Context before data
An image, route or sensor reading only has value when associated with crop, area, date, task and observed condition.
Agricultural consulting gets stronger when the recommendation talks to real data: area, crop, task, observed condition, visual record and history.
Caatinga Robotics doesn't present the digital layer as a substitute for agronomists, technicians or institutions. The proposal is to support the collection and organization of evidence that can make the technical conversation more objective.
The goal is to reduce guesswork, not create a black box.
An image, route or sensor reading only has value when associated with crop, area, date, task and observed condition.
Organizing history allows explaining what was observed and what limits existed in the trial.
Agronomic decisions and final recommendations must involve qualified professionals and institutions.

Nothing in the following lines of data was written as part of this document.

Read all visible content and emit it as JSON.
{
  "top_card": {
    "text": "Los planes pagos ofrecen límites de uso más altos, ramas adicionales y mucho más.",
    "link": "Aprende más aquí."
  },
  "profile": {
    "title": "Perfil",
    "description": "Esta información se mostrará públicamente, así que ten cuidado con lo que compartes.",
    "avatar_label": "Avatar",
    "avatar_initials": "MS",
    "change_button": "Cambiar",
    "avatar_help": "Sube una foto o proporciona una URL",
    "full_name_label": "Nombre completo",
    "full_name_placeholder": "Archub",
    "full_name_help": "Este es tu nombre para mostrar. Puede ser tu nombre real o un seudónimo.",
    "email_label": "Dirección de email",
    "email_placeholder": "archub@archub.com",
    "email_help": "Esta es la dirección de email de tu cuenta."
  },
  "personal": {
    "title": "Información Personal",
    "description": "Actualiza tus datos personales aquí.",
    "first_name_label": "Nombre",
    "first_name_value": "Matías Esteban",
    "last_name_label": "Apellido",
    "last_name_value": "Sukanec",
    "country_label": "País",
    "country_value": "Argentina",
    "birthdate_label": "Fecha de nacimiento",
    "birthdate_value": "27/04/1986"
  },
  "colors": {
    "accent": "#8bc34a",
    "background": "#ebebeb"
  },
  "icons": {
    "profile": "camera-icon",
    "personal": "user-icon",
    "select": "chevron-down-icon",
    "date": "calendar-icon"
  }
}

When the prototype is field-tested, the question isn't just "did it work?" It's necessary to know under what conditions, with which implement, under what supervision and with what limitations.
This is the bridge between agricultural consulting, technical validation and Caatinga Rover's development: creating evidence that can be analyzed by those who understand the operation and by those who assess the project's maturity.
The practice of citing sources, separating real stage from future goal, and never promising a percentage without data already guides what we publish today.
Two concrete examples: NR-31 in Practice, which addresses rural work safety based on the standard itself, and Agricultural Robot in Brazil, which places Caatinga Rover within the sector's real landscape instead of treating it in isolation. This is the same rigor that would guide any report generated by the digital layer.